In quanto ai sacramenti, con me funzionano a meraviglia.

In quanto alla motivazione per andare avanti, sinceramente prima che iniziassina pregare non ne sentivo proprio il bisogno, come ho già detto la prima preghiera matura non è stato altro che un ingenuo "vediamo cosa si prova".

Poi sì, potrebbe pure essere solo autoconvinzione, ma poi diventa buffo dover spiegare come, da un momento all'altro, abbia cominciato ad autoconvincermi solo con un simbolo di Cristo davanti (quando non il Santissimo stesso) e con le ginocchia sul pavimento, ancora più buffo sarebbe dover spiegare altre esperienze che non voglio raccontare qui, forse per quella "vergogna paradossale", o forse per prudenza.
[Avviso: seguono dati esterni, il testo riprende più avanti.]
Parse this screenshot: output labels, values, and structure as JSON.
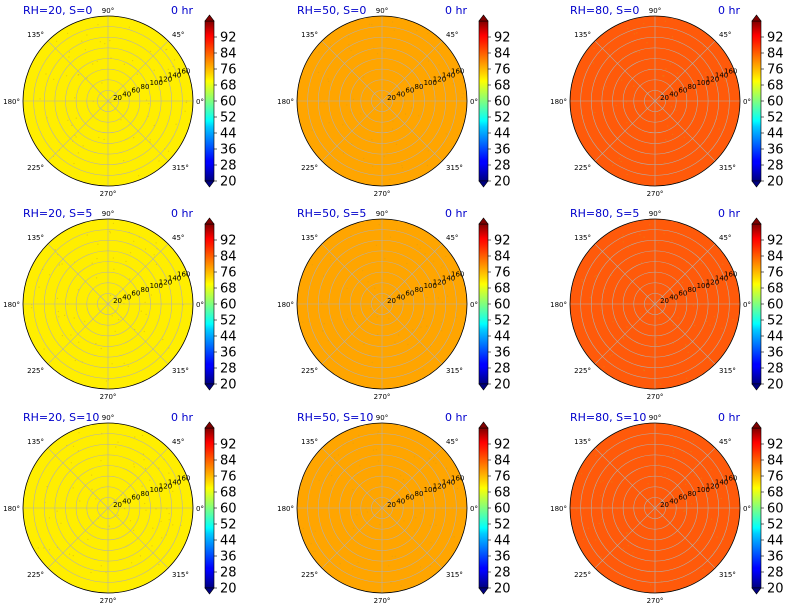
{
  "figure": {
    "title_color": "#0000cc",
    "colormap": "jet",
    "colorbar": {
      "ticks": [
        "92",
        "84",
        "76",
        "68",
        "60",
        "52",
        "44",
        "36",
        "28",
        "20"
      ],
      "range": [
        20,
        100
      ]
    },
    "angle_labels": [
      "0°",
      "45°",
      "90°",
      "135°",
      "180°",
      "225°",
      "270°",
      "315°"
    ],
    "radial_labels": [
      "20",
      "40",
      "60",
      "80",
      "100",
      "120",
      "140",
      "160"
    ]
  },
  "chart_data": [
    {
      "type": "polar-heatmap",
      "title": "RH=20, S=0",
      "time_label": "0 hr",
      "fill_value": 66,
      "fill_color": "#ffee00",
      "rlim": [
        0,
        160
      ]
    },
    {
      "type": "polar-heatmap",
      "title": "RH=50, S=0",
      "time_label": "0 hr",
      "fill_value": 76,
      "fill_color": "#ffa500",
      "rlim": [
        0,
        160
      ]
    },
    {
      "type": "polar-heatmap",
      "title": "RH=80, S=0",
      "time_label": "0 hr",
      "fill_value": 84,
      "fill_color": "#ff5a0a",
      "rlim": [
        0,
        160
      ]
    },
    {
      "type": "polar-heatmap",
      "title": "RH=20, S=5",
      "time_label": "0 hr",
      "fill_value": 66,
      "fill_color": "#ffee00",
      "rlim": [
        0,
        160
      ]
    },
    {
      "type": "polar-heatmap",
      "title": "RH=50, S=5",
      "time_label": "0 hr",
      "fill_value": 76,
      "fill_color": "#ffa500",
      "rlim": [
        0,
        160
      ]
    },
    {
      "type": "polar-heatmap",
      "title": "RH=80, S=5",
      "time_label": "0 hr",
      "fill_value": 84,
      "fill_color": "#ff5a0a",
      "rlim": [
        0,
        160
      ]
    },
    {
      "type": "polar-heatmap",
      "title": "RH=20, S=10",
      "time_label": "0 hr",
      "fill_value": 66,
      "fill_color": "#ffee00",
      "rlim": [
        0,
        160
      ]
    },
    {
      "type": "polar-heatmap",
      "title": "RH=50, S=10",
      "time_label": "0 hr",
      "fill_value": 76,
      "fill_color": "#ffa500",
      "rlim": [
        0,
        160
      ]
    },
    {
      "type": "polar-heatmap",
      "title": "RH=80, S=10",
      "time_label": "0 hr",
      "fill_value": 84,
      "fill_color": "#ff5a0a",
      "rlim": [
        0,
        160
      ]
    }
  ]
}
Ma appunto si è sempre in bilico tra "c'è" e "non c'è", questa la natura della Fede.

Il fatto è che comunque io credo nel *** Vivo, che vive in mezzo a noi, dentro di noi, "sopra" di noi, vive in me come vive nel peggiore degli assassini, quindi anche il fatto del rapporto con me stesso... Sarebbe strano se quel *** non si manifestasse lì, anzi sarebbe una grande forma di dolore, perchè vorrebbe dire che non avrei alcun interesse nel cercarlo.

Quando poi si manifesta nell'altro, nel piû debole soprattutto, in colui che per te non fa nulla, se non soffrire...

Lo so, tutto questo vi suona incredibile e non potete fare a meno che ricondurlo a qualcosa che già conoscete, ma io vi dico che se la Fede non l'avete, certe cose non le conoscete. Poi sta a voi, fidarvi o meno.

Uno psicologo non ti convincerà mai di niente, con te cerca di affrontare un percorso per scoprire cosa a te fa stare male e cerca di risolvere i vari problemi. Tu già dici che ti lasci fare del male quindi sai che qualcosa non va, dovresti cercare di capire perché lo permetti allora, ma fidati che non sono risposte che si possono avere subito, ci vuole molto tempo.
Mi faccio "fare del male" perchè è attualmente l'unico modo di "fare del bene" e credimi: in questo non c'è nulla che non va, anzi ne sono felice, ma non voglio parlare di vicende personalissime come il rapporto con mia madre, non qui.